- Directed by: Lina Wertmüller
- Written by: Lina Wertmüller
- Produced by: Lionello Santi
- Cinematography: Gianni Di Venanzo
- Edited by: Ruggero Mastroianni
- Music by: Ennio Morricone
- Production companies: Galatea Film; Società Editoriale Cinematografica Italiana 22 Dicembre;
- Distributed by: Cineriz
- Release date: 1963;
- Running time: 85 minutes
- Country: Italy
- Language: Italian
- Budget: £28,000

= The Lizards =

1963 Italian film

The Lizards, also known as The Basilisks (I basilischi), is a 1963 Italian comedy drama film written and directed by Lina Wertmüller. Filmed in the small towns of Minervino Murge and Spinazzola in Apulia and the small agricultural town Palazzo San Gervasio in Basilicata, it was Wertmüller's directorial debut, with a reported budget of £28,000.

== Plot ==
Francesco, Sergio, and Antonio are three privileged young individuals residing in a typical provincial town, namely Minervino Murge (at that time in the province of Bari and since 2009 in the province of Barletta-Andria-Trani), located between Apulia and Basilicata. The film portrays their lives, now saturated with apathy and provincialism, hindering any genuine desire to pursue more stimulating horizons. When Antonio's aunt, an indifferent university student, offers him the opportunity to live with her in Rome and transfer his enrollment from the University of Bari to the capital, he eventually declines. Incapable of abandoning the ingrained prejudices, stereotypes, and rituals of his native province, he returns to the village, his decision irreversible.

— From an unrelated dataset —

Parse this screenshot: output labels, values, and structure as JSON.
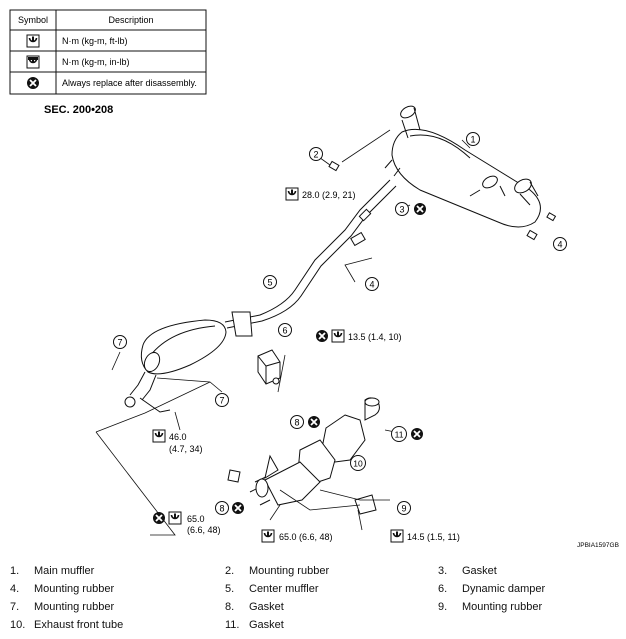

The conclusion features a quote from the Southern Italian scholar Giustino Fortunato: "We are what race, climate, location, and history have determined us to be."

== Cast ==
- Antonio Petruzzi as Tony
- Stefano Satta Flores as Francesco
- Sergio Ferrarino as Sergio
- Luigi Barbieri as Antonio's father
- Flora Carabella as Luciana Bonfanti

== Legacy ==
Wertmüller, who had worked as assistant director for Federico Fellini on 8½ (1963), made her directorial debut and also wrote the story and screenplay. She won the "Silver Sail" at the 1963 Locarno Film Festival and subsequently won awards in London and Taormina. In addition to being Wertmüller's debut, it was one of the first roles of Satta Flores and Clarabella, Santa Flores' classmate and future wife of Marcello Mastroianni. Wertmüller also voiced numerous supporting characters. She shot the film in Minervino Murge, a town in the Altopiano delle Murge region on the border with Basilicata. Wertmüller was inspired to make the film after visiting her father's hometown, Palazzo San Gervasio, which she described as "the discovery of a world, of that part of Italy cut off from the routes of so many wars and from history". In 2008, I basilischi was shown as part of the retrospective "Questi fantasmi: Cinema italiano ritrovato" at the 65th Venice International Film Festival. A 4K restoration of the film was screened at the Museum of Modern Art in December 2023.